Legal Guide: Can Foreigners Buy Property in UAE?

Introduction
Dubai’s open-door property policy has made it one of the most accessible real estate markets for foreign buyers. But while the process is streamlined, it’s essential to understand the legal framework that governs foreign ownership in the UAE to avoid surprises down the line.

Who Can Buy?

Foreign nationals — including non-residents — are legally allowed to purchase property in designated freehold areas across Dubai. Popular zones include:

  • Dubai Marina

  • Palm Jumeirah

  • Downtown Dubai

  • Emirates Hills

  • Jumeirah Lake Towers (JLT)

 Freehold vs Leasehold

  • Freehold: Full ownership of both the unit and land.

  • Leasehold: Long-term lease (30–99 years); common in older developments or government-owned land.

Legal Requirements & Fees

  • DLD Registration Fee: 4% of property value

  • Oqood Fee (for off-plan): 4% (if applicable)

  • Agency Commission: Typically 2%

  • NOC (No Objection Certificate): Required from the developer during resale

Financing for Foreign Buyers

Foreigners can apply for mortgages in the UAE through local banks, though eligibility may vary based on nationality, income, and residency status.

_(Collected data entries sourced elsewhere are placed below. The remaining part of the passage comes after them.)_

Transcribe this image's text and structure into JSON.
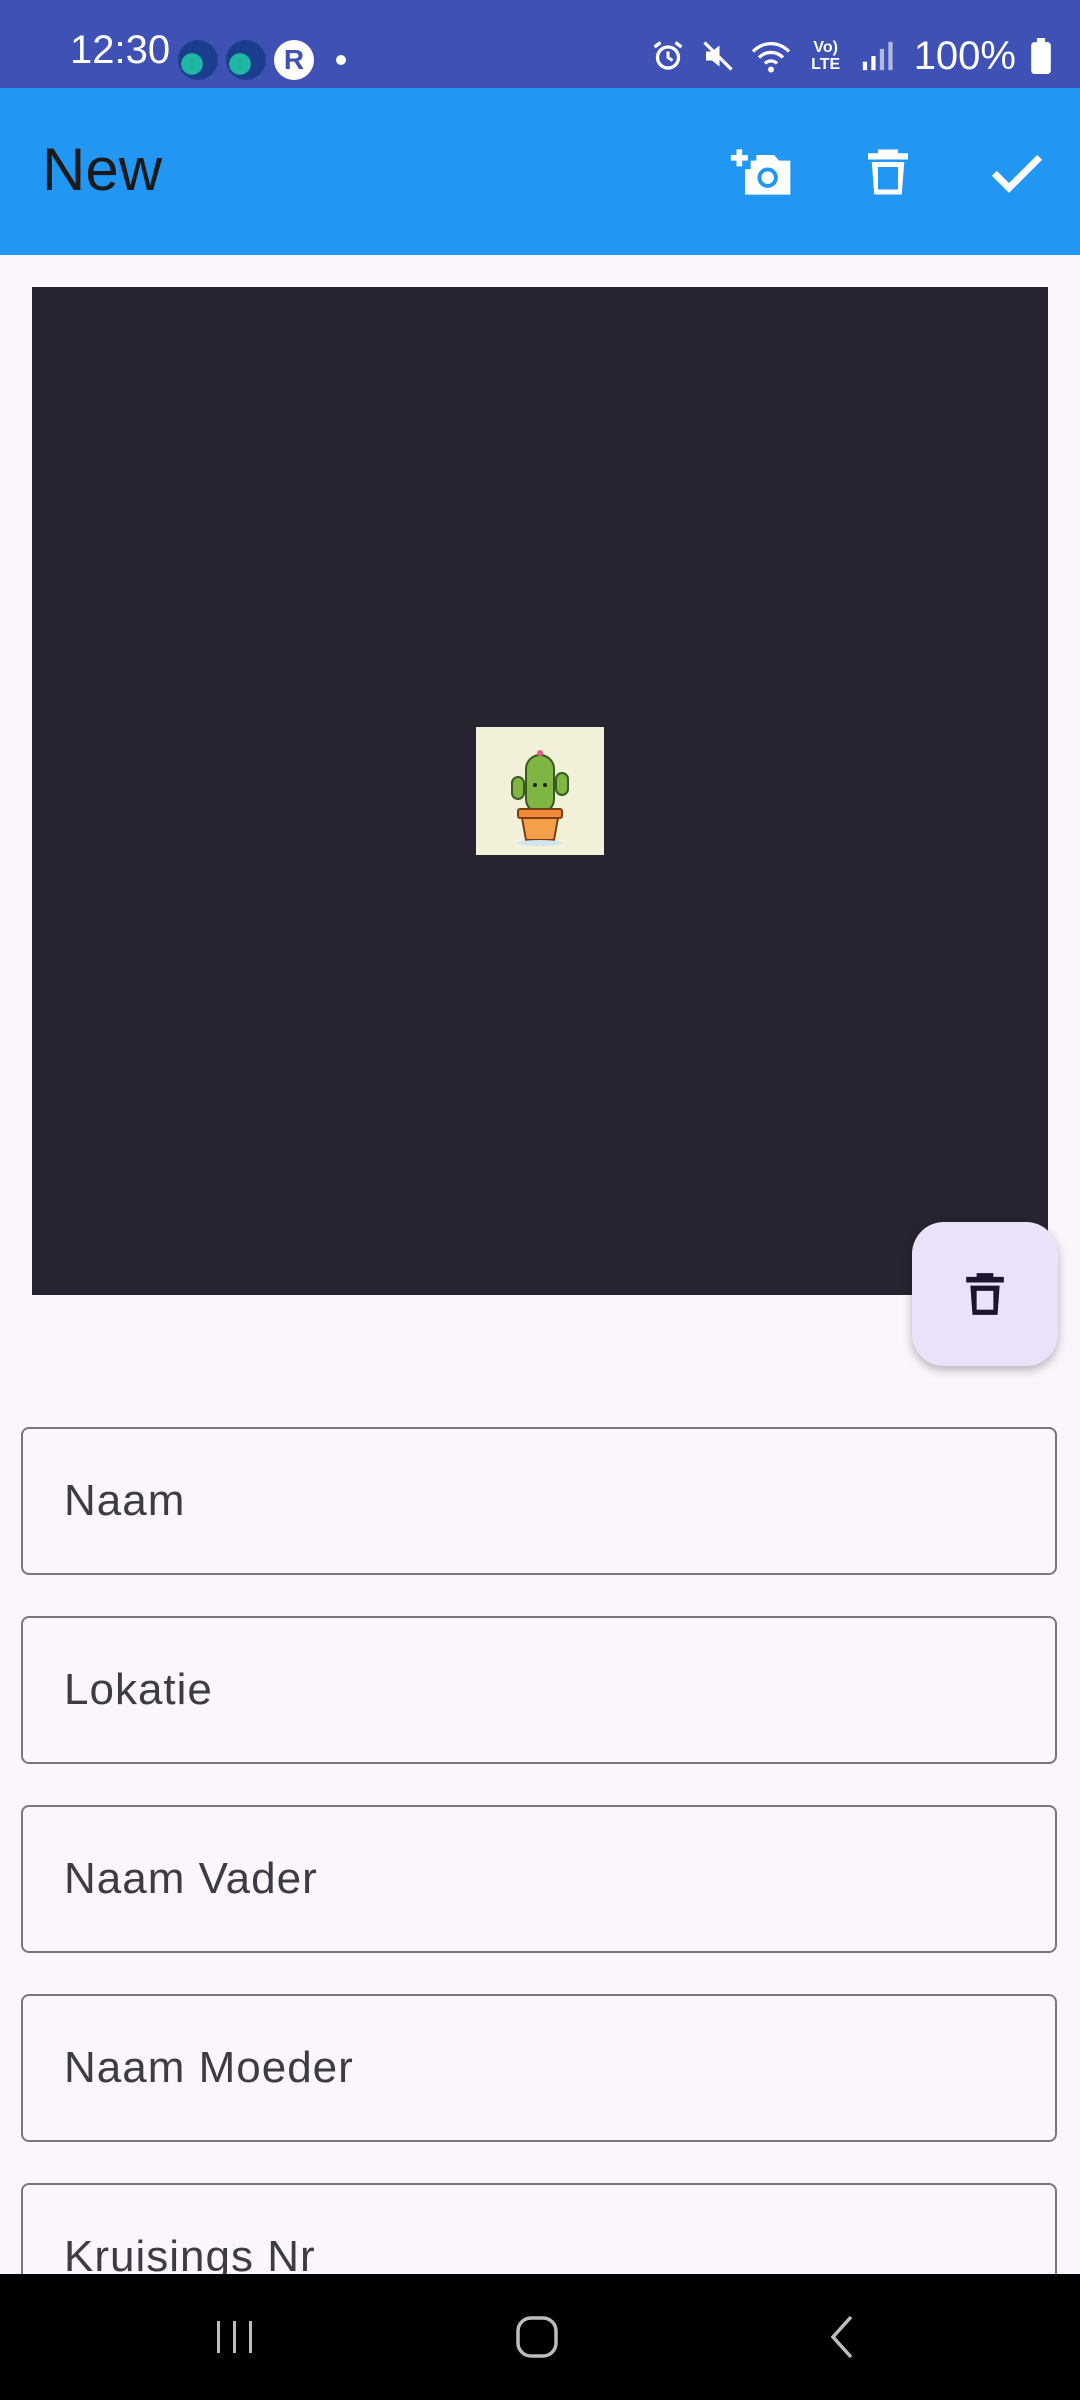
{
  "status_bar": {
    "time": "12:30",
    "battery": "100%",
    "network_badge": "Vo) LTE",
    "icons": [
      "app-icon-1",
      "app-icon-2",
      "app-r-icon",
      "notification-dot",
      "alarm-icon",
      "mute-icon",
      "wifi-icon",
      "lte-icon",
      "signal-icon",
      "battery-icon"
    ]
  },
  "app_bar": {
    "title": "New",
    "actions": [
      "add-photo-icon",
      "delete-icon",
      "check-icon"
    ]
  },
  "image": {
    "thumbnail": "cactus-image"
  },
  "fab": {
    "icon": "delete-icon"
  },
  "form": {
    "fields": [
      {
        "label": "Naam"
      },
      {
        "label": "Lokatie"
      },
      {
        "label": "Naam Vader"
      },
      {
        "label": "Naam Moeder"
      },
      {
        "label": "Kruisings Nr"
      }
    ]
  },
  "nav_bar": {
    "buttons": [
      "recents-icon",
      "home-icon",
      "back-icon"
    ]
  },
  "colors": {
    "status_bar": "#3f51b5",
    "app_bar": "#2196f3",
    "background": "#fbf6fc",
    "image_bg": "#262430",
    "fab_bg": "#ebe2fa"
  }
}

  • Up to 75% LTV for residents

  • Up to 50%–60% LTV for non-residents

  • Required documents: Passport, proof of income, bank statements, credit score

Residency Through Investment

  • AED 750,000+ investment: Eligible for 2-year renewable residency

  • AED 2 million+: Eligible for 10-year Golden Visa (subject to property type & ownership status)

Conclusion
Buying property in Dubai as a foreigner is not only legal — it’s encouraged. With clear laws, transparent procedures, and the option of residency, Dubai remains a secure and attractive market for global investors.